New Delhi: The view that nuclear weapons are unusable because of their mass destructive capacity does not ipso facto make them redundant. Within limits, nuclear weapons have deterrent qualities. The danger lies in not knowing or recognizing those limits, and making nuclear weapons a cure-all, which they aren’t.

For example, Indira Gandhi was the first to realize the potential of nuclear weapons to deter regime change. When a United States carrier taskforce in the Bay of Bengal threatened India’s security and inhibited its just prosecution of the 1971 Bangladesh War, Mrs Gandhi moved at the earliest opportunity of stability and preparation to order the first nuclear test in Pokharan in 1974.

The 1974 explosion sent shockwaves through the Western world but its lessons were learnt well in Asian regions prone to regime change by Western powers. The clampdown on nuclear technology transfers and the heightened alert of proliferation that followed the 1974 test retarded weaponization of vulnerable Afro-Asian states like Iran, Iraq, Libya, etc. But the logic of nuclear weapons deterring regime change gained conviction. When Saddam Hussein was ousted by the Americans, conviction became unassailable truth, which is not to say that Saddam was removed in the middle of secret weaponization.

And yet, nuclear weapons have severely limited usefulness. They cannot be employed like conventional weapons. They cannot quell unrest. They certainly cannot deter separatism. When L. K. Advani claimed with the 1998 second nuclear test that India had finally found a foil against Pakistani terrorism in Jammu and Kashmir, he couldn’t have been wronger. This writer pointed out so then. Quite apart from Pakistan’s rival nuclear test at two weeks’ separation from India’s, the J and K crisis has not melted away with India’s self-declaration as a nuclear power state. In some ways, it has gotten harder to manage.

The rules of the game are no different for Pakistan, except that it has not even come to realize that it has a problem. Militarism has had such an all-pervasive effect on Pakistan that it has lost the ability and elan to think and act politically and in terms of achieving socio-economic peace. Pakistan believes, a whole lot like Advani of the old days, that the possession of nuclear weapons makes it invulnerable and indomitable. Which is why it has concentrated all its conventional military and terroristic fire against India under a nuclear overhang, while being confident that the unrest spreading in places like Baluchistan and Occupied Kashmir are easily manageable. They are not. Unless Pakistan puts its house in order, all the deterrent weapons of the world cannot prevent its collapse. The Soviet Union was a nuclear superpower. What happened?

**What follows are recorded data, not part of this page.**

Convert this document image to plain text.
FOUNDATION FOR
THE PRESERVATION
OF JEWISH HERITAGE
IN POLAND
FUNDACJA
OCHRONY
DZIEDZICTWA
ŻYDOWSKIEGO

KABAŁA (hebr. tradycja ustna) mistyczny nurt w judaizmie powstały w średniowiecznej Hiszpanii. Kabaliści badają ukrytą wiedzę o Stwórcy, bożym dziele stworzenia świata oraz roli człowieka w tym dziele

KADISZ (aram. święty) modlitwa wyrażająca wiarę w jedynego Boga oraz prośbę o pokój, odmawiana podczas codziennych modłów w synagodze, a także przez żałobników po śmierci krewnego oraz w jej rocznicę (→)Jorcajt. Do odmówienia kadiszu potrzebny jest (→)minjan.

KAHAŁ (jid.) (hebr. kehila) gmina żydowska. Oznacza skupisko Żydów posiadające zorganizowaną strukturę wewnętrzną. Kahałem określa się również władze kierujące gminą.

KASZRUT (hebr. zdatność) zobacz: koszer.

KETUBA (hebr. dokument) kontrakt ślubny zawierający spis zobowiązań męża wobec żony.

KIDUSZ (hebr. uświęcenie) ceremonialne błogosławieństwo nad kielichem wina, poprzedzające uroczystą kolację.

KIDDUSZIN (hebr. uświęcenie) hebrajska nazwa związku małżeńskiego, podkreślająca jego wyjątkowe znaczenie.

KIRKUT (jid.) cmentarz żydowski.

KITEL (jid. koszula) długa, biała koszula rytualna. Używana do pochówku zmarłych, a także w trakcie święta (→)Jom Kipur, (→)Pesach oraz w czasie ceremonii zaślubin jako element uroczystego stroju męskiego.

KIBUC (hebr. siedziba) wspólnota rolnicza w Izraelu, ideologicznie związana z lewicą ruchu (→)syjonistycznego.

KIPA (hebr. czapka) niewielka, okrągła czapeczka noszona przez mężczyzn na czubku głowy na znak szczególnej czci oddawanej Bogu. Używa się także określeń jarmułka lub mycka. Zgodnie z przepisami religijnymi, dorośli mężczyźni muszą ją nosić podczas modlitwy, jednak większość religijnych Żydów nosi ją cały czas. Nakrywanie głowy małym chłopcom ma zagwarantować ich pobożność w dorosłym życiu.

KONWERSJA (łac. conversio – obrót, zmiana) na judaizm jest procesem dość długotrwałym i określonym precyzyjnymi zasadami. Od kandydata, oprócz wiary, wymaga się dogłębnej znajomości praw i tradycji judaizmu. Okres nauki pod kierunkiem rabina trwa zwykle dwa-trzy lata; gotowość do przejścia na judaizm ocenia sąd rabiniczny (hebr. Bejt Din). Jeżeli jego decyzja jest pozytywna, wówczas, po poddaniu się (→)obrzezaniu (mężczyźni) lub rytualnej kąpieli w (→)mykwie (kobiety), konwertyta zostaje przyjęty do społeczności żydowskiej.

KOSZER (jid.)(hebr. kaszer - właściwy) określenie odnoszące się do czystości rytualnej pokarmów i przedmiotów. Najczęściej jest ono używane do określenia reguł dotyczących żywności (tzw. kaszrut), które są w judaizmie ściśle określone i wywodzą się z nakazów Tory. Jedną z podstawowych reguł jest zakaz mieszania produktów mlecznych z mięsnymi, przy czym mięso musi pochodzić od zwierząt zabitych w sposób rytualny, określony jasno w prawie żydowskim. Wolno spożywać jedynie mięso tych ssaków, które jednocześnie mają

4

Nuclear weapons can be a curse sometimes, and they have become so for Pakistan. Normal nationhood that you experience in the everyday life of a nation is missing in Pakistan. A Pakistani is a Punjabi, Sindhi, Baluch or Frontier Pathan prior to being Pakistani, and sectarian identities often confound these sub-national narratives as well. Political mediation is critical to nation-building, and long years of military rule and a state of permanent militarism have destroyed Pakistan’s political instincts. Nuclear weaponization has worsened it all, and Pakistan harbours the illusion that nuclear parity with India eternally secures it. It does not.

Nations are not mechanistic or static entities. Nations are living forces and must constantly renew themselves to remain strong, relevant and purposive. Justice is the most significant constituent of nationhood. A nation that is not manifestly and constitutionally just toward all its citizens eventually loses its legitimacy to remain united. Pakistan faces a legitimacy crisis. The domination of Punjab and Punjabis to the exclusion of other provinces and nationalities skews Pakistan’s nationhood. The military bombardment of Baluchistan and state terror following rigged elections in Pakistan Occupied Kashmir are early signs of an unravelling Pakistani state. Much as Pakistan might like to persuade itself otherwise, India is not involved in the unrest in these places. On the other hand, Pakistan has got its comeuppance for prosecuting a low-intensity war in Jammu and Kashmir.

It is still not late for Pakistan to make peace with India and turn its attention to nation-building. The military must retire to passivity and the political establishment must commence an intensive and earnest re-engagement of Pakistani society. Unchecked, the situation would worsen to a likeness that compelled the creation of Bangladesh. Pakistan’s nuclear weapons will be essentially useless in preventing the denouement.

There is still time for Pakistan to step back and join the ranks of civilized nations. Militarism and nuclear vanity will lead it nowhere.

Editor’s Note: NewsInsight extends warm greetings to its readers on India’s Independence Day.